Python 使用df、groupby时组内记录数不正确

Python 使用df、groupby时组内记录数不正确,python,pandas,Python,Pandas,我从中获得了以下修改代码,用于根据时间戳将行拆分为5秒组 df = pd.read_csv(file_name, delimiter=',') df['dt'] = pd.to_datetime(df['datetime'], unit='s') for g in df.groupby(pd.Grouper(freq='5s', key='dt')): print(f'Start time {g[0]} has {len(g)} records within 5 secs') 但我在组

我从中获得了以下修改代码,用于根据时间戳将行拆分为5秒组

df = pd.read_csv(file_name, delimiter=',')
df['dt'] = pd.to_datetime(df['datetime'], unit='s')
for g in df.groupby(pd.Grouper(freq='5s', key='dt')):
    print(f'Start time {g[0]} has {len(g)} records within 5 secs')
但我在组中得到的记录数量不正确

输出

Start time 2017-05-02 16:00:45 has 2 records within 5 secs
...
示例CSV如下所示

datetime,x,y,z,label
1493740845,0.0004,-0.0001,0.0045,bad
1493740846,0.0004,0.0006,0.0049,bad
1493740847,0.0002,0.0013,0.0044,bad
1493740848,0.0002,0.0005,0.0046,bad
1493740849,0.0006,0.0006,0.0038,bad
1493740850,0.0009,0.0002,0.0038,bad
...

有两个值的
g
元组,所以总是得到
2

我认为您可以将元组解压为
name
g
变量,然后按照需要工作:

for name, g in df.groupby(pd.Grouper(freq='5s', key='dt')):
    print(f'Start time {name} has {len(g)} records within 5 secs')

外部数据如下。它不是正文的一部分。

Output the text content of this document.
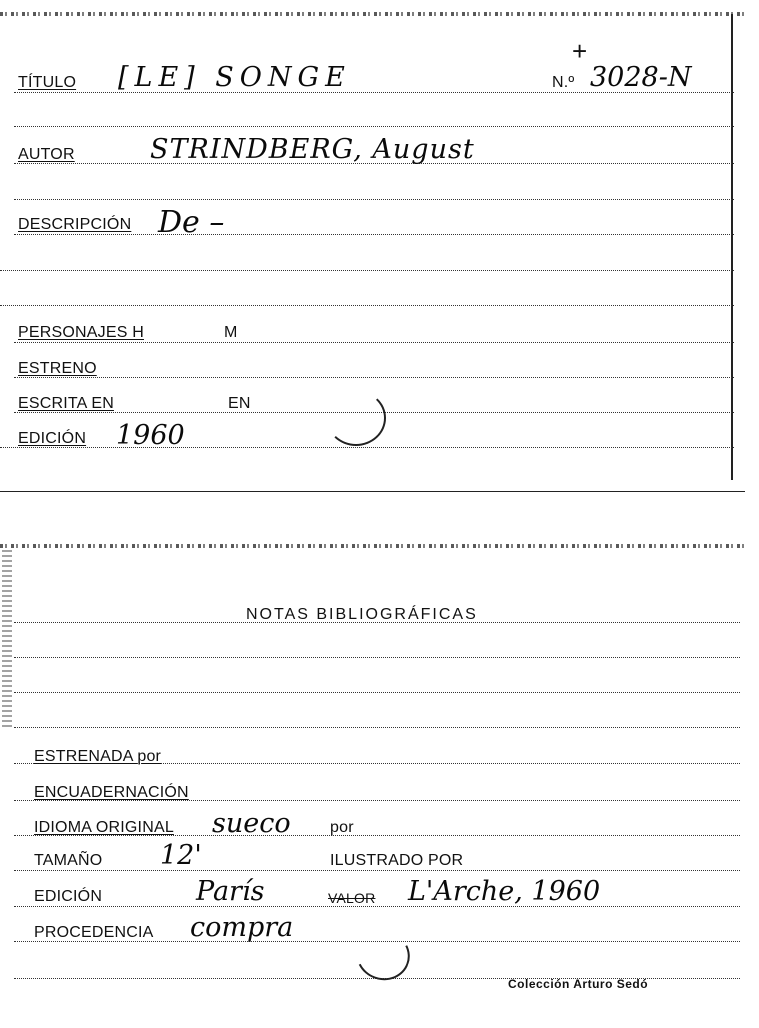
TÍTULO [LE] SONGE
+
N.º 3028-N
AUTOR	STRINDBERG, August
DESCRIPCIÓN De –
PERSONAJES H	M
ESTRENO
ESCRITA EN	EN
EDICIÓN 1960
NOTAS BIBLIOGRÁFICAS
ESTRENADA por
ENCUADERNACIÓN
IDIOMA ORIGINAL sueco por
TAMAÑO 12'	ILUSTRADO POR
EDICIÓN	París	VALOR L'Arche, 1960
PROCEDENCIA compra
Colección Arturo Sedó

Start time 2017-05-02 16:00:45 has 5 records within 5 secs
Start time 2017-05-02 16:00:50 has 1 records within 5 secs
在您的解决方案中,将
g[1]
用于
length
s:

for g in df.groupby(pd.Grouper(freq='5s', key='dt')):
    print(f'Start time {g[0]} has {len(g[1])} records within 5 secs')

@耶斯雷尔一世在汉克斯身上加了很多东西,效果很好。我喜欢你的个人资料哲学,关于否决投票的推理。我和你一样same@user158-嗯,事实上应该更好,但现在我认为反对票越少越好,就像我意识到的那样;)它应该小心使用,主要是用于答案。我想你是说使用新的API的新答案?如果是这样的话,可以通过按活动对答案进行排序来解决。耶,重复的答案很烦人,原因是人们试图利用答案排序设置。如果读卡器答案排序设置设置为“活动”,则最新答案将位于顶部,这将导致新读卡器更多的向上投票。@user158-当然,但我这里没有魔力。对于我来说,工作编码,许多行代码都是从其他人那里学习的。所以对我来说这真的是一个漫长的过程。但如果你有
R
或matlab或类似软件的经验,你就可以理解数据处理的原理,这样在so中搜索就更容易了。有很多问题都解决了,只是发现不是那么容易。